In August, Dell announced that a probe by the Audit Committee of its board of directors had found misconduct, determined that an earnings restatement would be needed, and said the company was in the midst of restructuring its organization. Some of those involved in misconduct were fired, some were counseled and had other action taken, Dell said. While the company has minimized the dollar value of the accounting fraud, in its SEC filings Tuesday, as in August, the company suggested timing was key.

"The investigation raised questions relating to numerous accounting issues, most of which involved adjustments to various reserve and accrued liability accounts, and identified evidence that certain adjustments appear to have been motivated by the objective of attaining financial targets," Dell said in its SEC filing. "According to the investigation, these activities typically occurred in the days immediately following the end of a quarter, when the accounting books were being closed and the results of the quarter were being compiled."

Dell has been working feverishly to turn this page in its chapter, start growing its business and profitability after two years of sluggishness, and change its business model. Among other things, Dell, the once-direct-only company says it will expand its engagement with the channel and boost its retail presence.
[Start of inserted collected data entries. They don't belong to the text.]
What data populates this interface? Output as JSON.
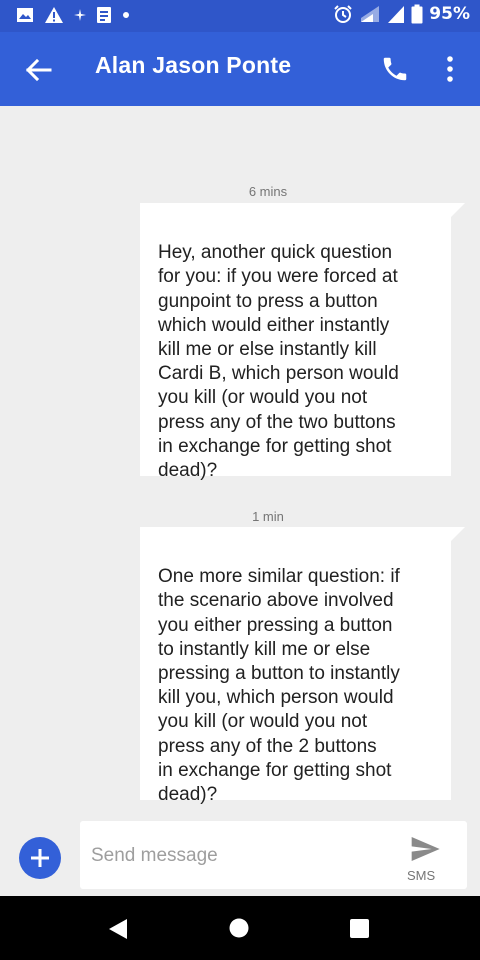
{
  "status_bar": {
    "battery_percent": "95%"
  },
  "header": {
    "contact_name": "Alan Jason Ponte"
  },
  "messages": [
    {
      "timestamp": "6 mins",
      "text": "Hey, another quick question\nfor you: if you were forced at\ngunpoint to press a button\nwhich would either instantly\nkill me or else instantly kill\nCardi B, which person would\nyou kill (or would you not\npress any of the two buttons\nin exchange for getting shot\ndead)?"
    },
    {
      "timestamp": "1 min",
      "text": "One more similar question: if\nthe scenario above involved\nyou either pressing a button\nto instantly kill me or else\npressing a button to instantly\nkill you, which person would\nyou kill (or would you not\npress any of the 2 buttons\nin exchange for getting shot\ndead)?"
    }
  ],
  "compose": {
    "placeholder": "Send message",
    "send_type_label": "SMS"
  },
  "colors": {
    "app_bar": "#3360d8",
    "status_bar": "#2f56c9",
    "background": "#eeeeee",
    "bubble": "#ffffff"
  }
}
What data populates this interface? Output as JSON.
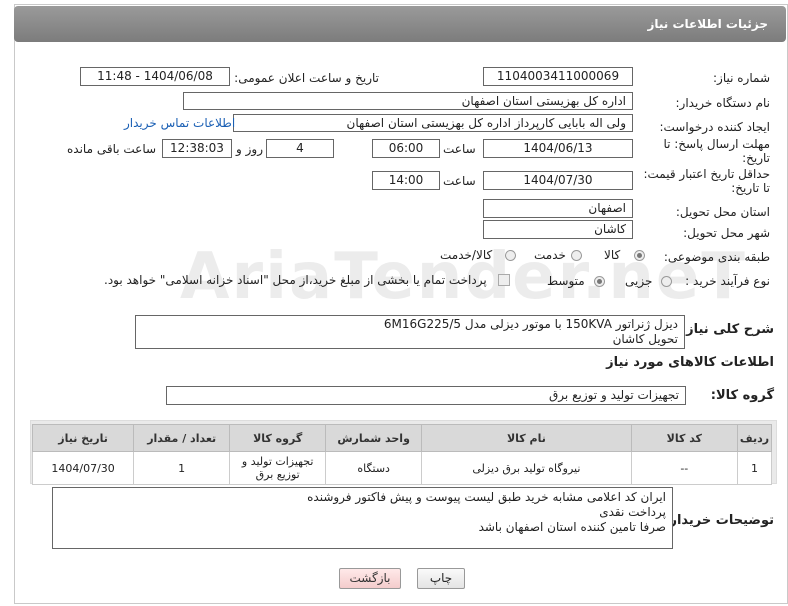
{
  "header": {
    "title": "جزئیات اطلاعات نیاز"
  },
  "form": {
    "need_number_label": "شماره نیاز:",
    "need_number": "1104003411000069",
    "announce_label": "تاریخ و ساعت اعلان عمومی:",
    "announce_value": "1404/06/08 - 11:48",
    "buyer_org_label": "نام دستگاه خریدار:",
    "buyer_org": "اداره کل بهزیستی استان اصفهان",
    "creator_label": "ایجاد کننده درخواست:",
    "creator": "ولی اله بابایی کارپرداز اداره کل بهزیستی استان اصفهان",
    "contact_link": "اطلاعات تماس خریدار",
    "deadline_label_1": "مهلت ارسال پاسخ: تا",
    "deadline_label_2": "تاریخ:",
    "deadline_date": "1404/06/13",
    "time_label": "ساعت",
    "deadline_time": "06:00",
    "days_value": "4",
    "days_label": "روز و",
    "remaining_time": "12:38:03",
    "remaining_label": "ساعت باقی مانده",
    "validity_label_1": "حداقل تاریخ اعتبار قیمت:",
    "validity_label_2": "تا تاریخ:",
    "validity_date": "1404/07/30",
    "validity_time": "14:00",
    "province_label": "استان محل تحویل:",
    "province": "اصفهان",
    "city_label": "شهر محل تحویل:",
    "city": "کاشان",
    "category_label": "طبقه بندی موضوعی:",
    "category_options": [
      "کالا",
      "خدمت",
      "کالا/خدمت"
    ],
    "purchase_type_label": "نوع فرآیند خرید :",
    "purchase_options": [
      "جزیی",
      "متوسط"
    ],
    "treasury_note": "پرداخت تمام یا بخشی از مبلغ خرید،از محل \"اسناد خزانه اسلامی\" خواهد بود.",
    "description_label": "شرح کلی نیاز:",
    "description_line1": "دیزل ژنراتور 150KVA با موتور دیزلی مدل 6M16G225/5",
    "description_line2": "تحویل کاشان",
    "goods_info_title": "اطلاعات کالاهای مورد نیاز",
    "goods_group_label": "گروه کالا:",
    "goods_group": "تجهیزات تولید و توزیع برق"
  },
  "table": {
    "headers": [
      "ردیف",
      "کد کالا",
      "نام کالا",
      "واحد شمارش",
      "گروه کالا",
      "تعداد / مقدار",
      "تاریخ نیاز"
    ],
    "rows": [
      [
        "1",
        "--",
        "نیروگاه تولید برق دیزلی",
        "دستگاه",
        "تجهیزات تولید و توزیع برق",
        "1",
        "1404/07/30"
      ]
    ]
  },
  "buyer_notes": {
    "label": "توضیحات خریدار:",
    "line1": "ایران کد اعلامی مشابه خرید طبق لیست پیوست و پیش فاکتور فروشنده",
    "line2": "پرداخت نقدی",
    "line3": "صرفا تامین کننده استان اصفهان باشد"
  },
  "buttons": {
    "print": "چاپ",
    "back": "بازگشت"
  },
  "watermark": "AriaTender.neT"
}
There has been ample skepticism in the channel, while Dell works toward what it says will be a new, formal program for VARs by year's end.

In addition to filing the delinquent reports, Dell says it will post its next quarterly earnings results on Nov. 29, and -- for the first time in a year -- take questions from analysts and reporters on its business and its strategy in a conference call after the announcement.

Dell has previously said the SEC and U.S. Attorney for the Southern District of New York had launched their own investigations into Dell's accounting, but there was no immediate update on the status of those probes.